After a drought of good podcast episodes, both Tyler Cowen and Russ Roberts had great interviews this week:
- Cowen talked to R.F. Kuang, whose two books — Babel and Yellowface are now on the pile
- Roberts talked to Brian Klass about randomness and meaning, and yes his book Fluke is also on the pile
Voices in my head, 2023
My podcast diet has become stale. I work from home more, commute less, and have decided not to wear AirPods when others are around, With a family of five this means no more than 30–45 minutes in the early morning before anyone else is up. And those minutes are filled with the usual suspects, which continue to be fine, but they are also two elderly economists with similar views. Where’s the variety?
So, here is an aspirational list of things I will try out in 2024. Be warned: a few years ago I put Lex Friedman’s podcast on a similar list, and apologized profusely after realizing it was a good cure for insomnia and not much else. As always, caveat lector.
- Who Killed JFK looks like someone was playing podcast Mad Libs. (Seasoned journalist) Soledad O’Brien and (B-list celebrity) Rob Reiner discuss (a controversial topic) the JFK assassination. I vaguely remember O’Brien from The Site, back when MSNBC was trying to live up to its first two initials and went all tech all the time. What strange turn of events got her to host a conspiracy theory podcast?

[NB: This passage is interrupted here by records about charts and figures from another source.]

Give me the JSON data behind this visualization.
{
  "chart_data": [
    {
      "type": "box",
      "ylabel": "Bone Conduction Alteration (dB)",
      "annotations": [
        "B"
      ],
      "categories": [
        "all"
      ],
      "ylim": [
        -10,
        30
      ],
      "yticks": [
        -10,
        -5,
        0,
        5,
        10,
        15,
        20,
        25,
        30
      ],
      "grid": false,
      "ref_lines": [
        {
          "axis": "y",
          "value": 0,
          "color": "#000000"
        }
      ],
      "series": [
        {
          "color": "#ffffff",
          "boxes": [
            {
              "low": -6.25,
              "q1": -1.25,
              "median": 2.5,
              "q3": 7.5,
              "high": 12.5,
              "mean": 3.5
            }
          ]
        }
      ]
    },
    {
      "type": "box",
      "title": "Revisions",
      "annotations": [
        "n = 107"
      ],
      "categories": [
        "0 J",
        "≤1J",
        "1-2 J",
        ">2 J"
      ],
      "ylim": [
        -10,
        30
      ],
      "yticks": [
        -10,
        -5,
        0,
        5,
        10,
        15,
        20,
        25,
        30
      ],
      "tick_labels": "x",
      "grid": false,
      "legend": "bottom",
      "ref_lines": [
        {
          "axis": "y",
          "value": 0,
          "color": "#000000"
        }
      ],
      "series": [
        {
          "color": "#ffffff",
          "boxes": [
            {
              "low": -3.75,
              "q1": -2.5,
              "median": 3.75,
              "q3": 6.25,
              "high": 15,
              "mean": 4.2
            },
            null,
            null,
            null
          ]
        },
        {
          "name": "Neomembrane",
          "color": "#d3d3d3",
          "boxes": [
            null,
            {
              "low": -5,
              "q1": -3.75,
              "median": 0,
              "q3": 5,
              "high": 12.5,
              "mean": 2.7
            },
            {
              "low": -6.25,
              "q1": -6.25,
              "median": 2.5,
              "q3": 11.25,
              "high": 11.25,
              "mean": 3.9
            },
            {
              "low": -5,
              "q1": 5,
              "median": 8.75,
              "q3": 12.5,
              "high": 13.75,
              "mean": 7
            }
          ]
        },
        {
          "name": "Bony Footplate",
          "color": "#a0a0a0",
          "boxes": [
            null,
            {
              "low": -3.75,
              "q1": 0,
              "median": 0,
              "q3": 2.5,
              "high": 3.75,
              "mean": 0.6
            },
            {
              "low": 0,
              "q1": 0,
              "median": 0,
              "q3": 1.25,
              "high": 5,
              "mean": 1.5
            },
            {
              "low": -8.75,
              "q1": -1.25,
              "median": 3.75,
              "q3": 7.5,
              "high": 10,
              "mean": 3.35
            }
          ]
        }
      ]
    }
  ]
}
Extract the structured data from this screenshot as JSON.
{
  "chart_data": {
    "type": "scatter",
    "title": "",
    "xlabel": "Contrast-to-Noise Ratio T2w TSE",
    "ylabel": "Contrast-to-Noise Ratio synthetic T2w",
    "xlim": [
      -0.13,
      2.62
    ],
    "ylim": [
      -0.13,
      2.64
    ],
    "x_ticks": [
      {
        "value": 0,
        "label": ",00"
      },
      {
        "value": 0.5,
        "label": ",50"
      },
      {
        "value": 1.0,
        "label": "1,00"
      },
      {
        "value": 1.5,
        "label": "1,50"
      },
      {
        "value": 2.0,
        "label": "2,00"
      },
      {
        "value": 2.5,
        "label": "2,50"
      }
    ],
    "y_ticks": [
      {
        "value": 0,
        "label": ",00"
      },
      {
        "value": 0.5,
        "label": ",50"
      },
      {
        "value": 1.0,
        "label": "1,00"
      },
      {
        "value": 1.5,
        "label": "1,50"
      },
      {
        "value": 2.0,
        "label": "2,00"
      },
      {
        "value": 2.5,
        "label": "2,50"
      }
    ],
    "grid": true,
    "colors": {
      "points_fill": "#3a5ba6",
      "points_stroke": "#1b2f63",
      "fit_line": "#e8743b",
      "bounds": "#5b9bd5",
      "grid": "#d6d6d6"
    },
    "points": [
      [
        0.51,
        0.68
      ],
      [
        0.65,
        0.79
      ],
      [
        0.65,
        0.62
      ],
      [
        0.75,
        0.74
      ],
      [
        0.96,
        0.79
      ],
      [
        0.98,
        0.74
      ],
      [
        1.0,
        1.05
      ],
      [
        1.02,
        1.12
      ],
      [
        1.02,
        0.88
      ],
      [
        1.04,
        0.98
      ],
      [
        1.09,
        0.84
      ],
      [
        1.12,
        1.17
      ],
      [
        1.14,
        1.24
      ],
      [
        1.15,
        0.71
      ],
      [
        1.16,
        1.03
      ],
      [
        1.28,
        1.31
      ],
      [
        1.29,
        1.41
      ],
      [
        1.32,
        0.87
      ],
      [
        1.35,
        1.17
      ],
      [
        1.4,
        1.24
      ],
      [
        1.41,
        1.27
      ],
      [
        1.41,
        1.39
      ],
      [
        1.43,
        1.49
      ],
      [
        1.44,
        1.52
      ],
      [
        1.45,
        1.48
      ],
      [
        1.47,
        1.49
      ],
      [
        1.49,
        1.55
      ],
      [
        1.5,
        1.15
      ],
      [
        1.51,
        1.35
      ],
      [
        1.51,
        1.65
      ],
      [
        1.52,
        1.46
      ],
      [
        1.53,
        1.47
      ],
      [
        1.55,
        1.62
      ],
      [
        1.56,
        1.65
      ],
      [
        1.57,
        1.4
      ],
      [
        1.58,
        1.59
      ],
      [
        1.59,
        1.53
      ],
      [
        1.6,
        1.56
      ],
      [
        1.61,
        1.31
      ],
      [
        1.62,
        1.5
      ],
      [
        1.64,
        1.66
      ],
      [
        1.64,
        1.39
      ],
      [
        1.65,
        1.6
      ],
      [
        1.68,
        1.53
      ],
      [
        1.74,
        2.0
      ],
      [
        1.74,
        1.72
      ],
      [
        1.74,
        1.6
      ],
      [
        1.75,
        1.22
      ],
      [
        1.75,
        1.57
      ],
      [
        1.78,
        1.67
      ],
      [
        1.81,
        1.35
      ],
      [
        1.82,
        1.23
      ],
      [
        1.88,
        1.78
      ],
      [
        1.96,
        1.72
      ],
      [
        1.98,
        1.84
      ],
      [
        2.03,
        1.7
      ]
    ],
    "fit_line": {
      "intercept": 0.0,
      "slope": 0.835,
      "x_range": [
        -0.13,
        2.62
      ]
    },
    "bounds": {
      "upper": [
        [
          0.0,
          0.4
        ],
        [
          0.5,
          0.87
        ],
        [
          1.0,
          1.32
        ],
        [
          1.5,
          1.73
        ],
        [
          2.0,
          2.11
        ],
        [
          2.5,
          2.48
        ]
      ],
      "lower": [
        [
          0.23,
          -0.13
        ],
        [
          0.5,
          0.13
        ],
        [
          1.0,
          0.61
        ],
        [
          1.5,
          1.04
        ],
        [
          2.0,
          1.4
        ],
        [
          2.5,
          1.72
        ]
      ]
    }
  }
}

- The Vergecast got on the Maybe list after the POSSE episode. I bumped it up to the Regulars after their In Memoriam to Twitter. I foresee many skipped episodes — 1–2 hours twice per week feels exhausting — but I also skip plenty of ATP and still get enough out of it to be a member.
- Life and Art from FT Weekend is the audio version of the second-best part of FT (the best being the daily Big Read), so how couldn’t it be good? I’m about to find out!
- Conversations with Coleman is what I imagine Tyler Cowen’s podcast would be if he weren’t an old white economist. I also think it’s time I finally started listening to a podcast by someone significantly younger.
- Greatest of All Talk is already on my list, so this is a bit of a downgrade. While I enjoy listening to basketball talk, three hours each week is just too much. This is the year I’ll decide whether to cut it off completely.
If the links above were not explicit enough, here are my actual regulars: ATP, EconTalk, Conversations with Tyler, with a sprinkling of The Talk Show and Dithering. They all feature prominently in years past: 2022 — 2021 — 2020 — 2019 — 2018 — The one where I took a break from podcasts — The very first one.
If you’ve haven’t heard of Big Biology until today, well, welcome to the club. It’s a podcast, and it describes itself thusly:
Scientists talking to scientists, but accessible to anyone. We are living in a golden age of biology research. Big Biology is a podcast that tells the stories of scientists tackling some of the biggest unanswered questions in biology.
Right up my alley! I started with the latest episode, on invasive species, and the intro seems a bit too scripted, but the focus is on the interviews, and those delivered. It’s already on my Overcast list of regulars. (ᔥRobin Sloan)
After mentioning my planned media fast yesterday, I have to note two things:
- it is not in any way related to the WaPo walkout (though I support it!)
- it is also not related to Bryan Caplan’s call to stop reading the news (though I support that as well, obviously, and for the same reasons he states!)
I, too, endorse FT’s daily Big Read!